Staffer satirizes the idea of classical music being a gift that only a select few can be graced to enjoy.
Classical music is not for everybody. Few can enjoy the beauty of its triumphant tunes, and only a handful of God-selected individuals can comprehend its complex messages.
Some might naively suggest otherwise. Such people may even go as far as to say that the beauty of Bach or Brahms or Beethoven is that anyone can enjoy their music.
These people are simply unaware of the complexities associated with classical music. Understanding chord structure and voicing is the key to truly enjoying Beethoven; musical commoners simply think they are enjoying it.
This is no fault of their own. Classical music is an acquired flavor that must be first tasted at a young age. It takes the top-notch education of a top-notch mind to feel chills during the theme to Handel’s “Messiah.” Only after dissecting the chord progressions of Shostakovich’s “Ave Maria” can one sense the peaceful ebb and flow of the solo violin’s tune.

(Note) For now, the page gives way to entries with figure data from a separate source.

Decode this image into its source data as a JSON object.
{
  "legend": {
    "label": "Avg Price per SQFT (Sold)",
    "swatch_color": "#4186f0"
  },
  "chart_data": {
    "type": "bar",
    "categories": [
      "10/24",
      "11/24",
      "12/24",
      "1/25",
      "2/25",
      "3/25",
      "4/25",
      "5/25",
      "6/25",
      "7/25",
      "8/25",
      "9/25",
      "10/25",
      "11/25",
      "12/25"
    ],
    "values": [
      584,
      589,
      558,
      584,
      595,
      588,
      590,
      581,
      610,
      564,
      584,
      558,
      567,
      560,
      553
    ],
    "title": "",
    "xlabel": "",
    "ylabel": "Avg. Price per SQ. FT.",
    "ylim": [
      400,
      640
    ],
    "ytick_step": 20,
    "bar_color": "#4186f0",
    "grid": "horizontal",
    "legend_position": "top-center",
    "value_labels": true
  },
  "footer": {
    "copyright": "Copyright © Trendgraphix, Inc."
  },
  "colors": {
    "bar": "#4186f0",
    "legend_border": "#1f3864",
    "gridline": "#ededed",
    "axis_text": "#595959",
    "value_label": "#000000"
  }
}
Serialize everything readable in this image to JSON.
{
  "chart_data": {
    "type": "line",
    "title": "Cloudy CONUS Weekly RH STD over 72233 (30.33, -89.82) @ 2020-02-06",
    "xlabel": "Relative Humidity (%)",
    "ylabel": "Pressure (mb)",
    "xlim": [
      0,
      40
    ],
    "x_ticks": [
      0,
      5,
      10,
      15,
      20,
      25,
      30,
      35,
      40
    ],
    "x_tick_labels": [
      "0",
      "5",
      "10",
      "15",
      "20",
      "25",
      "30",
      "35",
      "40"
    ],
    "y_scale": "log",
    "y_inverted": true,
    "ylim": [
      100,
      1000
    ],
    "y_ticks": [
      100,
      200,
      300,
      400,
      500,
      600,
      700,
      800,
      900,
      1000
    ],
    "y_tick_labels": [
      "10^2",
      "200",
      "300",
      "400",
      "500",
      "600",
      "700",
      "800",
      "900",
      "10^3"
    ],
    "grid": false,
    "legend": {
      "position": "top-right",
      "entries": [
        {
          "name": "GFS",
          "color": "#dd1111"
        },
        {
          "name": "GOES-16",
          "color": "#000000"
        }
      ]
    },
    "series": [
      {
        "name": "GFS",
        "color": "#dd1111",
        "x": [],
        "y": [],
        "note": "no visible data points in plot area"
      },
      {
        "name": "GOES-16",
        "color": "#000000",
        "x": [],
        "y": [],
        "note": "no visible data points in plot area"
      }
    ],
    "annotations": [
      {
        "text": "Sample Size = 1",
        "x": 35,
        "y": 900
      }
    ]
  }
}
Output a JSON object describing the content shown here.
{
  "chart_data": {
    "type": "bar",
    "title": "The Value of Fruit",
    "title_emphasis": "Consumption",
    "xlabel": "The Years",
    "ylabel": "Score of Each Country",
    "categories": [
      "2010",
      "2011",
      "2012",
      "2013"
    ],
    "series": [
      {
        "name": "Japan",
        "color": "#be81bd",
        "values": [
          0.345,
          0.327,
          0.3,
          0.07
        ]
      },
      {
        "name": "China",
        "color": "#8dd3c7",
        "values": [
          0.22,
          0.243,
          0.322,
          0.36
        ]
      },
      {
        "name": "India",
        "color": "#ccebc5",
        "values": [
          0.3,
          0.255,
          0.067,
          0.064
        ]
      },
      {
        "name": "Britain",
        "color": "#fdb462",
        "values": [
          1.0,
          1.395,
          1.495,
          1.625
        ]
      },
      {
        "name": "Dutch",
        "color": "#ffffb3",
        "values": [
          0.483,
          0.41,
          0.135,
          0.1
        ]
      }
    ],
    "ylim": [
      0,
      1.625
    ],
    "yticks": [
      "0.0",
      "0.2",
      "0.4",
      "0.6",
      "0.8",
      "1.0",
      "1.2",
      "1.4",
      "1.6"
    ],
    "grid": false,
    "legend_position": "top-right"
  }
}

The opening dark tones of Beethoven’s Ninth Symphony fly over the heads of the majority of the population.
It’s unfortunate that deciphering classical music is like reading hieroglyphs for these people, for they are the ones who fill the auditorium at East choir, band and orchestra concerts. Sure, they clap and cheer when the musicians finish their pieces, but most don’t understand what they’re clapping and cheering for. They can’t pick out those pieces’ counter melodies, nor can they identify diminished chords.
The musicians are thus the ones who truly suffer, for the fruits of their labor are continuously lost on an audience that can’t tell C major from A minor. After all, doesn’t the essence of enjoying music lie in understanding the theory behind it?
Of course it does. I already said that.
If only everyone could feel the gravity of classical music! The millions of dollars symphonies spend on violins, violas, cellos, basses, flutes, oboes, bassoons, clarinets, trumpets, trombones, tubas and horns, along with the time of the musicians who play them, wouldn’t be wasted. Likewise, Kauffman Center would be a hub for musical intelligence, not a shack for nostalgic commoners who once played clarinet in middle school.
It’s tragic, really, that they will never realize what is flying over their heads.